Inscrite à l’article 72-2 de la Constitution, l’autonomie financière des collectivités, telle qu’entendue et mesurée actuellement, existe-t-elle réellement ?
L’autonomie renvoie par nature à une faculté d’agir librement, à la possibilité de déterminer ses choix et ses priorités. Or, l’« autonomie financière » telle qu’elle a été constitutionnalisée en 2003 et précisée par la loi organique du 29 juillet 2004, ne protège nullement la libre administration des collectivités territoriales. Elle est assise sur un critère comptable inutile : la proportion de ressources dites « propres » dans l’ensemble des ressources des collectivités. Ainsi, plus la part des ressources fiscales est élevée, plus la collectivité est réputée autonome.
Mais cette approche est illusoire : dans les faits, ces ressources prétendument propres servent avant tout à financer des dépenses imposées par l’État. L’autonomie ainsi mesurée n’est donc qu’une fiction statistique : les collectivités paraissent libres parce qu’elles financent elles-mêmes leurs charges, alors même qu’elles n’en déterminent ni l’existence ni l’ampleur. Il y a donc confusion entre capacité d’agir et liberté d’agir. Pour s’en convaincre, il suffit de consulter le dernier rapport sur l’autonomie financière des collectivités territoriales et d’effectuer de simples calculs. En 20 ans, l’autonomie financière des communes a augmenté de 11,7 points, celle des départements de 15,5 points et celle des régions de 29,9 points ! Pourtant, aucun élu ne soutiendra que sa liberté d’action s’est accrue dans de telles proportions au cours de cette période. La plupart d’entre eux, au contraire, affirment que cette liberté ne cesse de décroître.
Alors que les collectivités sont confrontées à une contraction de leur budget, en quoi une hausse de l’autonomie fiscale ne résout-elle pas la contrainte structurelle pesant sur ces budgets locaux ?
Un courant largement majoritaire parmi les élus locaux continue de revendiquer une autonomie fiscale, estimant qu’elle garantirait enfin la libre administration des collectivités territoriales.
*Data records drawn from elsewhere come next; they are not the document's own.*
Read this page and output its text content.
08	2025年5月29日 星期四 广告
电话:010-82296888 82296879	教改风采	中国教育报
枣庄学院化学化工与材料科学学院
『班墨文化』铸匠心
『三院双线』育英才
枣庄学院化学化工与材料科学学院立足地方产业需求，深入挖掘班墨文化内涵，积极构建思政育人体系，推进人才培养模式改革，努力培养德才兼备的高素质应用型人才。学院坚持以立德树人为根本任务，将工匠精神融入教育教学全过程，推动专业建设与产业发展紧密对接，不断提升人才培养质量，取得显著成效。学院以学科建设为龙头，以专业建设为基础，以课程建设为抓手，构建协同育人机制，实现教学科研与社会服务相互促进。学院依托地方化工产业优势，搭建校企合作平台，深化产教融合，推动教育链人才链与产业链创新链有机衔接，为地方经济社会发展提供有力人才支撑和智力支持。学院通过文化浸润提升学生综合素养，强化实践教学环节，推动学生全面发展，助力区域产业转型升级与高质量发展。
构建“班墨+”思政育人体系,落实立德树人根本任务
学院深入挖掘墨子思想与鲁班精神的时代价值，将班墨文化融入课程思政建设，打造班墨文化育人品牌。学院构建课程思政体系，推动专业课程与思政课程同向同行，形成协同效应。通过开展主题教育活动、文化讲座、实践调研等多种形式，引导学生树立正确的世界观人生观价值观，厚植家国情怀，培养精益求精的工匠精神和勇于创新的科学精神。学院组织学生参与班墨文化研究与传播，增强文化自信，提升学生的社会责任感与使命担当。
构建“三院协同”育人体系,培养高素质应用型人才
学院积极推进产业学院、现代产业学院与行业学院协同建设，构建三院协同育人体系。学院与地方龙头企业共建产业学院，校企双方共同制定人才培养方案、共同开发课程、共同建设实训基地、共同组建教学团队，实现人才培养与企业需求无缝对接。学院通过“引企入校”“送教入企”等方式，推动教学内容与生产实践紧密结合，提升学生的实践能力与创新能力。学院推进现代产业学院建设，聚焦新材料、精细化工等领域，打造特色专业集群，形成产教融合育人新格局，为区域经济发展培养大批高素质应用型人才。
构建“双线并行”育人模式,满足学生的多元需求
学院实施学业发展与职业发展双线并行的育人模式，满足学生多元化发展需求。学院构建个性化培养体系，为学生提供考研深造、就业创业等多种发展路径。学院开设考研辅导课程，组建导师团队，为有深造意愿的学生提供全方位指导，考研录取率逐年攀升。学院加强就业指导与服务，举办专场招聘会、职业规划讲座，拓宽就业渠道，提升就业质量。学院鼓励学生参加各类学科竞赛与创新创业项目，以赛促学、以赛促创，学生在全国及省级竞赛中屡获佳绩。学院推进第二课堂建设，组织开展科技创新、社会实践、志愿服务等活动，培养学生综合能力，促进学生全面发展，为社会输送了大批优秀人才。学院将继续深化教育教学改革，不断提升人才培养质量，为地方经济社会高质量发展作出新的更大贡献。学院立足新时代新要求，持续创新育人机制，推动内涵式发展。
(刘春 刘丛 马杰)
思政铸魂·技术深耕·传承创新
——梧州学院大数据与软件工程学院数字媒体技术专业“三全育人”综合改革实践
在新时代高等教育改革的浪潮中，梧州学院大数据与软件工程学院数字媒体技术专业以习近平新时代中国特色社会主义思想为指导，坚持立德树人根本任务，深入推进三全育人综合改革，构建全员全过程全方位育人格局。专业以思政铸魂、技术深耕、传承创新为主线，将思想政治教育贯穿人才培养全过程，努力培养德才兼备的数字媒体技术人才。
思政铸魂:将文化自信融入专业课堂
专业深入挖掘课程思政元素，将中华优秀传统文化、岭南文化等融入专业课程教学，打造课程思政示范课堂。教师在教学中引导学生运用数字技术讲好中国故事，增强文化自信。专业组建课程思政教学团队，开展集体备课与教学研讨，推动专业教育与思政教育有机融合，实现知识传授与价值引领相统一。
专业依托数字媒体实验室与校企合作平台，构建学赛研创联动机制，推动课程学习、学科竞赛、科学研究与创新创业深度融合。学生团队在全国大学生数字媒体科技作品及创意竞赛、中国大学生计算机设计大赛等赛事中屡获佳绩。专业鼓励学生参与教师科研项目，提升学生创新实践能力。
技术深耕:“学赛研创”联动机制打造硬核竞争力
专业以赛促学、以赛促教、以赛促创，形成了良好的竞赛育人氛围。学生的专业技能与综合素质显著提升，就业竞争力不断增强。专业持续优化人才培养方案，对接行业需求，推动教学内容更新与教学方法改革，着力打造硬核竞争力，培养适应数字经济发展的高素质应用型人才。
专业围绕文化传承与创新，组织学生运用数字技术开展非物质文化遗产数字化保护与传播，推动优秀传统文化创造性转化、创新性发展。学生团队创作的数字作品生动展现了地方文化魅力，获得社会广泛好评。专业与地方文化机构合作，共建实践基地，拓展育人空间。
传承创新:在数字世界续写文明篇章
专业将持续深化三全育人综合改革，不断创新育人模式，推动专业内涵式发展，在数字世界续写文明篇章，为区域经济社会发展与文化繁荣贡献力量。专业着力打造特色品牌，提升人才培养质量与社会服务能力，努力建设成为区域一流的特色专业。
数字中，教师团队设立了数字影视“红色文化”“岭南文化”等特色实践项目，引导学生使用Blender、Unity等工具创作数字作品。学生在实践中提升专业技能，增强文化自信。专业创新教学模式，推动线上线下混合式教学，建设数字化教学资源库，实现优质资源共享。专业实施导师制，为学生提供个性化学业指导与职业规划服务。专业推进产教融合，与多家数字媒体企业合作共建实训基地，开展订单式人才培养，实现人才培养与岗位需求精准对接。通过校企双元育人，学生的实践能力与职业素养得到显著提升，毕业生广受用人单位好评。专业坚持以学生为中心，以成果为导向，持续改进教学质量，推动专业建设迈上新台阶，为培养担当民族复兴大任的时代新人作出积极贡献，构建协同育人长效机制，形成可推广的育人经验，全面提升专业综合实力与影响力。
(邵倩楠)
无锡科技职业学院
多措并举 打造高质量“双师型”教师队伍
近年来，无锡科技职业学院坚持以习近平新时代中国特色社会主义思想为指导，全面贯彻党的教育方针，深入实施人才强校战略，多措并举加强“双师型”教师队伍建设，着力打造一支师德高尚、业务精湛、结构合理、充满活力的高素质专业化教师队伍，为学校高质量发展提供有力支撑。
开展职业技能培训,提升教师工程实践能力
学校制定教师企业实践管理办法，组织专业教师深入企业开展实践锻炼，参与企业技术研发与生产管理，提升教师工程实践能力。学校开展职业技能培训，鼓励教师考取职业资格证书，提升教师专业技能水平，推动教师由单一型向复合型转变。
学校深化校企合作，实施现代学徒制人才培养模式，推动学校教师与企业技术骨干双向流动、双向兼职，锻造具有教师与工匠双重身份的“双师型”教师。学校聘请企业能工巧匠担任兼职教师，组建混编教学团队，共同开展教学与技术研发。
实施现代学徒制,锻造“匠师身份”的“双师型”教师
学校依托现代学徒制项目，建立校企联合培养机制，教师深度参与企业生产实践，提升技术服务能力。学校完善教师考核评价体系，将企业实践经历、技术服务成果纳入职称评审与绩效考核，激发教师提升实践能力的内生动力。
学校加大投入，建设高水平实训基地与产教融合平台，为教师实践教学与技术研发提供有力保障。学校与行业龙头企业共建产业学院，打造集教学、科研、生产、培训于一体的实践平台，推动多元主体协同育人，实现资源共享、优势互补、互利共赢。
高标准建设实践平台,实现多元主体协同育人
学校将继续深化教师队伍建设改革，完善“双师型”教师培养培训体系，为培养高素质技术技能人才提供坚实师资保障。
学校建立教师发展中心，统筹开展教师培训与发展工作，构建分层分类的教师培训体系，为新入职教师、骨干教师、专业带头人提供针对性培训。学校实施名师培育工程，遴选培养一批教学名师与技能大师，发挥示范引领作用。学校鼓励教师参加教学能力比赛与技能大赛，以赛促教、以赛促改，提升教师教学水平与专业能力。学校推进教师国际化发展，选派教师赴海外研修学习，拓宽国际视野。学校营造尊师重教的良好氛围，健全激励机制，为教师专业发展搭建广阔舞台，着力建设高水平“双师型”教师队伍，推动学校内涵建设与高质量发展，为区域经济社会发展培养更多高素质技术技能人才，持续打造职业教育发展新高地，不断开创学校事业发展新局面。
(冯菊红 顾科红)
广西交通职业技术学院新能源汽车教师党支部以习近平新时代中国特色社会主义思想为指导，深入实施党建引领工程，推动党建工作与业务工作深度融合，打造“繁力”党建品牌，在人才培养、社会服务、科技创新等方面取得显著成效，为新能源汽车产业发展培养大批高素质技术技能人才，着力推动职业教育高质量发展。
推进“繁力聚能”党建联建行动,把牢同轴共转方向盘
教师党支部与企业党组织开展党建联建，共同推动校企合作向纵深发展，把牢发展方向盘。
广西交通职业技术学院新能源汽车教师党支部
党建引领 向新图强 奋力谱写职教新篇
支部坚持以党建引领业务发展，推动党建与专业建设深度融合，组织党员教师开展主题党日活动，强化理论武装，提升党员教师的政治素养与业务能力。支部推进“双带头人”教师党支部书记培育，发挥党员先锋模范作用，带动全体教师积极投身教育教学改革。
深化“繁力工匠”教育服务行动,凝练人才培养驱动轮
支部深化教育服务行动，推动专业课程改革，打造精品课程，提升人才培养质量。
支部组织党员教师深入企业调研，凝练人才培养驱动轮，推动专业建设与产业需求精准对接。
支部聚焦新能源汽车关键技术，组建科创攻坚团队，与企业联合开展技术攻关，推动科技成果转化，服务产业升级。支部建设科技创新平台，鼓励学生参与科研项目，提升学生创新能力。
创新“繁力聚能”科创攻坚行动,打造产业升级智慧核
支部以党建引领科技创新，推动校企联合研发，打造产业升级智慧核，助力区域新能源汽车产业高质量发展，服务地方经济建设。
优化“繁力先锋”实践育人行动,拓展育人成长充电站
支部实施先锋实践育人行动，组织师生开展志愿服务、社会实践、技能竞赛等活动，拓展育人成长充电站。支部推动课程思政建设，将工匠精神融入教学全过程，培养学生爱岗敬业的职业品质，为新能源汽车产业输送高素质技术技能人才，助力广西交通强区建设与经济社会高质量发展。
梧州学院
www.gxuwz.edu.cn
Or, cette revendication constitue à la fois un leurre et un piège. Un leurre, car bénéficier d’un pouvoir accru sur les ressources ne signifie pas disposer d’une réelle liberté dans la définition des politiques publiques locales. En effet, l’État demeure libre d’accroître les charges qu’il leur impose sans en assurer la juste compensation. Et un piège car les élus locaux deviendraient alors les comptables d’une politique fiscale contrainte, devant assumer devant leurs électeurs des hausses d’impôts qui s’imposent à eux pour financer des politiques décidées à Paris.
Existe-t-il des solutions aux difficultés financières des collectivités ? Peut-on imaginer un mécanisme opérationnel qui permettrait de garantir des marges locales ?
Il ne peut y avoir de libre administration des collectivités territoriales sans protection effective de leurs marges de manœuvre locales. Le prochain acte de décentralisation devra placer cette exigence au cœur de la réforme, faute de quoi celle-ci restera stérile. Il faut permettre aux élus locaux, dans le cadre des compétences qui leur sont attribuées, de décider eux-mêmes d’une part de leurs dépenses. Je défends ainsi l’idée d’une réforme de l’autonomie financière qui consisterait à identifier, pour chaque collectivité, la part de ses dépenses imposées par l’État et à garantir parallèlement, selon un taux fixé par le législateur organique après un nécessaire débat national, une somme minimale laissée à leur libre disposition. La véritable autonomie des collectivités ne réside pas dans la capacité de lever l’impôt, mais dans la possibilité de choisir, en toute responsabilité, l’affectation d’une part significative de leurs moyens financiers.